Understanding Addition and Subtraction in Transformers
Philip Quirke, Clement Neo, Fazl Barez
TL;DR
The paper demonstrates that small transformers trained from scratch can implement exact $n$-digit addition and subtraction using interpretable cascading carry/borrow circuits, achieving 99.999% accuracy on millions of questions. It introduces a formal mathematical framework with subtasks, presents addition, subtraction, and mixed algorithms, and validates them via ablations and targeted interventions across 49 models. An automated interpretability toolkit and a reproducible workflow enable precise node-level verification of the algorithmic structure. A broad survey of 180 public LLMs shows only about 7% reliably perform addition, underscoring a gap between specialized tiny models and production LLMs. The work suggests that exact arithmetic can be realized in compact transformers and offers a tractable mechanistic interpretability case with potential implications for understanding and improving arithmetic in larger models.
Abstract
Transformers are widely deployed in large language models (LLMs), yet most models still fail on basic arithmetic tasks such as multidigit addition. In contrast, we show that small transformers trained from scratch can solve n-digit addition and subtraction with 99.999% accuracy.

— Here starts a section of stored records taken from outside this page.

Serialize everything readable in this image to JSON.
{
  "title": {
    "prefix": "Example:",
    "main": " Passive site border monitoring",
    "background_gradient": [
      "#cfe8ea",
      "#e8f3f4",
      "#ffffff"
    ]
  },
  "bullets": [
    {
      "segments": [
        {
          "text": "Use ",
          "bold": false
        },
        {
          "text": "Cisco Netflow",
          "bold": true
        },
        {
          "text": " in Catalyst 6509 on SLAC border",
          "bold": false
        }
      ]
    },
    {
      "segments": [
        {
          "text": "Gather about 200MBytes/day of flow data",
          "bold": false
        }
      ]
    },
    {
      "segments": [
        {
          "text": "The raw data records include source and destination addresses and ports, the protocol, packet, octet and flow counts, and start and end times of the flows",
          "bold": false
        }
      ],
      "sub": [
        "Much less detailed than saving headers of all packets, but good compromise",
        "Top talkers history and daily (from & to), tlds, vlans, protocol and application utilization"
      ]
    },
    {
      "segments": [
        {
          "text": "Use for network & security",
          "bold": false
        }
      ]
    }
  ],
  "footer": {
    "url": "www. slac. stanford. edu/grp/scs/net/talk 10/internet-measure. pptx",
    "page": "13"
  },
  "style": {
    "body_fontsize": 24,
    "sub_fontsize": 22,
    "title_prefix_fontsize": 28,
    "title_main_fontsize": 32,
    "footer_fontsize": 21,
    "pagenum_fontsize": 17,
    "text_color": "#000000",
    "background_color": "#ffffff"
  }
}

Building directly on prior work that uncovered addition circuits, we extend the analysis to subtraction and present a unified mechanistic account based on cascading carry and borrow circuits. Using a suite of 49 trained models, we apply systematic ablations and node-level constraints to validate the learned mechanisms and release a reproducible interpretability toolkit for studying arithmetic circuits. Finally, surveying 180 publicly available LLMs, we find that only 7% can reliably perform addition, underscoring the gap between specialized small models and general-purpose LLMs. Our results show that arithmetic can be implemented exactly by tiny transformers, offering a tractable case study for mechanistic interpretability and a cautionary contrast with the persistent arithmetic failures of much larger models.